Hello! My name is Vaden Masrani and I'm a grad student at UBC in machine learning. I'm a friend of the community and have been very impressed with all the excellent work done here, but I've become very worried about the new longtermist trend developing recently.
I've written a critical review of longtermism here in hopes that bringing an 'outsiders' perspective might help stimulate some new conversation in this space. I'm posting the piece in the forum hoping that William MacAskill and Hilary Greaves might see and respond to it. There's also a little reddit discussion forming as well that might be of interest to some.
Cheers!
I think it proves both too little and too much.
Too little, in the sense that it's contingent on things which don't seem that related to the heart of the objections you're making. If we were certain that the accessible universe were finite (as is suggested by (my lay understanding of) current physical theories), and we had certainty in some finite time horizon (however large), then all of the EVs would become defined again and this technical objection would disappear.
In that world, would you be happy to drop your complaints? I don't really think you should, so it would be good to understand what the real heart of the issue is.
Too much, in the sense that if we apply the argument naively then it appears to rule out using EVs as a decision-making tool in many practical situations (where subjective probabilities are fed into the process), including many where we have practical experience of it and it has a good track record.
Overall, my take is something like:
[Mostly an aside] I think the example has been artificially simplified to make the point cleaner for an audience of academic philosophers, and if you take account of indirect effects from giving to AMF then properly we should be comparing NaN to NaN. But I agree that we should not be trying to make any longtermist decisions by literally taking expectations of the number of future lives saved.

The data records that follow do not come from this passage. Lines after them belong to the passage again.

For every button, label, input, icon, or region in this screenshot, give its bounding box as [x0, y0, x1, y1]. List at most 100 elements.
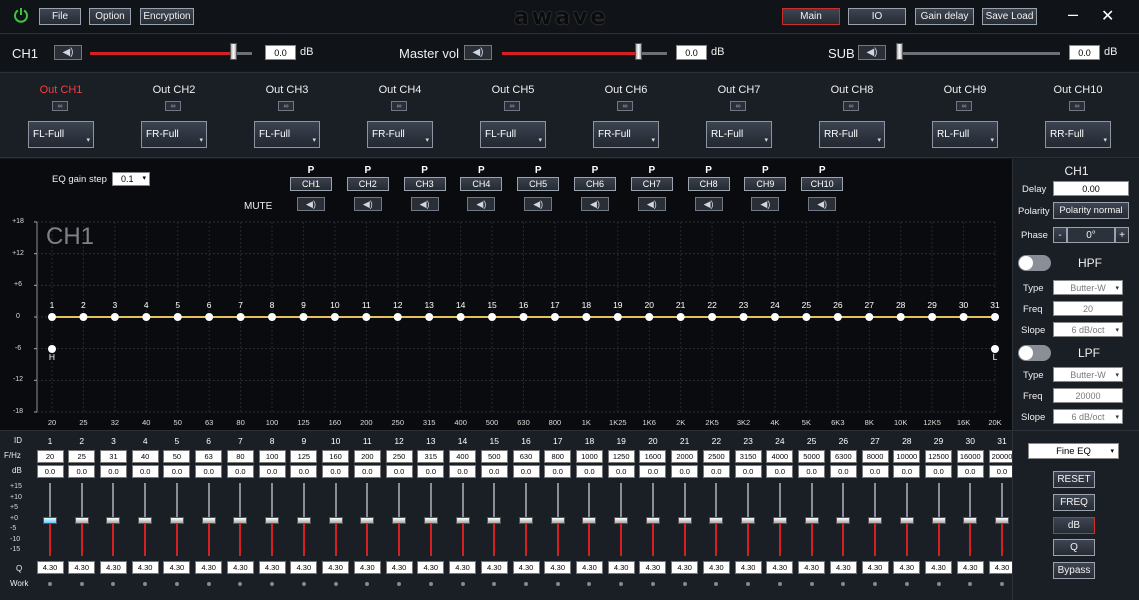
band-freq-input[interactable]: 50 [163, 450, 191, 463]
output-mode-dropdown[interactable]: RR-Full [819, 121, 885, 148]
band-q-input[interactable]: 4.30 [734, 561, 762, 574]
band-gain-input[interactable]: 0.0 [322, 465, 350, 478]
band-q-input[interactable]: 4.30 [512, 561, 540, 574]
band-freq-input[interactable]: 100 [258, 450, 286, 463]
minimize-button[interactable]: – [1068, 4, 1078, 25]
band-gain-input[interactable]: 0.0 [417, 465, 445, 478]
eq-band-point[interactable] [991, 313, 999, 321]
hpf-type-dropdown[interactable]: Butter-W [1053, 280, 1123, 295]
band-gain-input[interactable]: 0.0 [956, 465, 984, 478]
master-volume-slider[interactable] [502, 52, 667, 55]
band-fader-thumb[interactable] [931, 517, 946, 524]
band-fader-thumb[interactable] [392, 517, 407, 524]
eq-band-point[interactable] [79, 313, 88, 321]
link-icon[interactable]: ∞ [391, 101, 407, 111]
mute-speaker-icon[interactable]: ◀) [353, 197, 382, 211]
band-fader-thumb[interactable] [360, 517, 375, 524]
band-q-input[interactable]: 4.30 [417, 561, 445, 574]
close-button[interactable]: ✕ [1101, 6, 1114, 26]
band-q-input[interactable]: 4.30 [702, 561, 730, 574]
band-q-input[interactable]: 4.30 [258, 561, 286, 574]
band-freq-input[interactable]: 630 [512, 450, 540, 463]
phase-increase-button[interactable]: + [1115, 227, 1129, 243]
band-q-input[interactable]: 4.30 [861, 561, 889, 574]
eq-band-point[interactable] [833, 313, 842, 321]
band-gain-input[interactable]: 0.0 [36, 465, 64, 478]
eq-band-point[interactable] [330, 313, 339, 321]
band-q-input[interactable]: 4.30 [131, 561, 159, 574]
band-q-input[interactable]: 4.30 [353, 561, 381, 574]
band-gain-input[interactable]: 0.0 [353, 465, 381, 478]
band-freq-input[interactable]: 6300 [829, 450, 857, 463]
band-fader-thumb[interactable] [296, 517, 311, 524]
band-gain-input[interactable]: 0.0 [575, 465, 603, 478]
band-gain-input[interactable]: 0.0 [163, 465, 191, 478]
link-icon[interactable]: ∞ [1069, 101, 1085, 111]
link-icon[interactable]: ∞ [617, 101, 633, 111]
band-fader-thumb[interactable] [804, 517, 819, 524]
eq-band-point[interactable] [362, 313, 371, 321]
band-freq-input[interactable]: 12500 [925, 450, 953, 463]
band-freq-input[interactable]: 800 [544, 450, 572, 463]
band-q-input[interactable]: 4.30 [925, 561, 953, 574]
link-icon[interactable]: ∞ [843, 101, 859, 111]
band-fader-thumb[interactable] [899, 517, 914, 524]
eq-channel-button[interactable]: CH2 [346, 177, 389, 191]
output-mode-dropdown[interactable]: FL-Full [28, 121, 94, 148]
ch1-volume-value[interactable]: 0.0 [265, 45, 296, 60]
eq-band-point[interactable] [268, 313, 277, 321]
mute-speaker-icon[interactable]: ◀) [581, 197, 609, 211]
output-mode-dropdown[interactable]: FL-Full [480, 121, 546, 148]
band-freq-input[interactable]: 40 [131, 450, 159, 463]
band-fader-thumb[interactable] [265, 517, 280, 524]
band-q-input[interactable]: 4.30 [163, 561, 191, 574]
band-fader-thumb[interactable] [741, 517, 756, 524]
output-mode-dropdown[interactable]: FR-Full [593, 121, 659, 148]
band-fader-thumb[interactable] [582, 517, 597, 524]
band-freq-input[interactable]: 500 [480, 450, 508, 463]
band-fader-thumb[interactable] [233, 517, 248, 524]
band-gain-input[interactable]: 0.0 [131, 465, 159, 478]
link-icon[interactable]: ∞ [730, 101, 746, 111]
eq-band-point[interactable] [393, 313, 402, 321]
polarity-button[interactable]: Polarity normal [1053, 202, 1129, 219]
output-mode-dropdown[interactable]: FR-Full [367, 121, 433, 148]
band-q-input[interactable]: 4.30 [449, 561, 477, 574]
eq-band-point[interactable] [488, 313, 497, 321]
eq-band-point[interactable] [928, 313, 937, 321]
eq-channel-button[interactable]: CH4 [460, 177, 503, 191]
band-freq-input[interactable]: 1000 [575, 450, 603, 463]
hpf-slope-dropdown[interactable]: 6 dB/oct [1053, 322, 1123, 337]
band-gain-input[interactable]: 0.0 [829, 465, 857, 478]
eq-band-point[interactable] [456, 313, 465, 321]
bypass-button[interactable]: Bypass [1053, 562, 1095, 579]
eq-band-point[interactable] [205, 313, 214, 321]
band-q-input[interactable]: 4.30 [385, 561, 413, 574]
band-gain-input[interactable]: 0.0 [258, 465, 286, 478]
eq-mode-dropdown[interactable]: Fine EQ ▾ [1028, 443, 1119, 459]
output-mode-dropdown[interactable]: RL-Full [932, 121, 998, 148]
band-gain-input[interactable]: 0.0 [798, 465, 826, 478]
mute-speaker-icon[interactable]: ◀) [637, 197, 666, 211]
band-q-input[interactable]: 4.30 [766, 561, 794, 574]
band-fader-thumb[interactable] [487, 517, 502, 524]
band-freq-input[interactable]: 4000 [766, 450, 794, 463]
output-mode-dropdown[interactable]: FR-Full [141, 121, 207, 148]
band-gain-input[interactable]: 0.0 [925, 465, 953, 478]
eq-band-point[interactable] [896, 313, 905, 321]
band-q-input[interactable]: 4.30 [226, 561, 254, 574]
band-q-input[interactable]: 4.30 [639, 561, 667, 574]
mute-speaker-icon[interactable]: ◀) [694, 197, 723, 211]
band-fader-thumb[interactable] [550, 517, 565, 524]
band-fader-thumb[interactable] [836, 517, 851, 524]
eq-band-point[interactable] [708, 313, 717, 321]
eq-channel-button[interactable]: CH1 [290, 177, 332, 191]
mute-speaker-icon[interactable]: ◀) [467, 197, 496, 211]
sub-volume-value[interactable]: 0.0 [1069, 45, 1100, 60]
master-volume-value[interactable]: 0.0 [676, 45, 707, 60]
band-gain-input[interactable]: 0.0 [639, 465, 667, 478]
band-fader-thumb[interactable] [772, 517, 787, 524]
gain-delay-tab[interactable]: Gain delay [915, 8, 974, 25]
band-freq-input[interactable]: 25 [68, 450, 96, 463]
eq-gain-step-dropdown[interactable]: 0.1 ▾ [112, 172, 150, 186]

Not in my view. I don't think we should be using expectations over future lives as a fundamental decision-making tool, but I do think that thinking in terms of expectations can be helpful for understanding possible future paths. I think it's a moderately robust point that the long-term impacts of our actions are predictably a bigger deal than the short-term impacts -- and this point would survive for example artificially capping the size of possible futures we could reach.
(I think it's a super important question how longtermists should make decisions; I'll write up some more of my thoughts on this sometime.)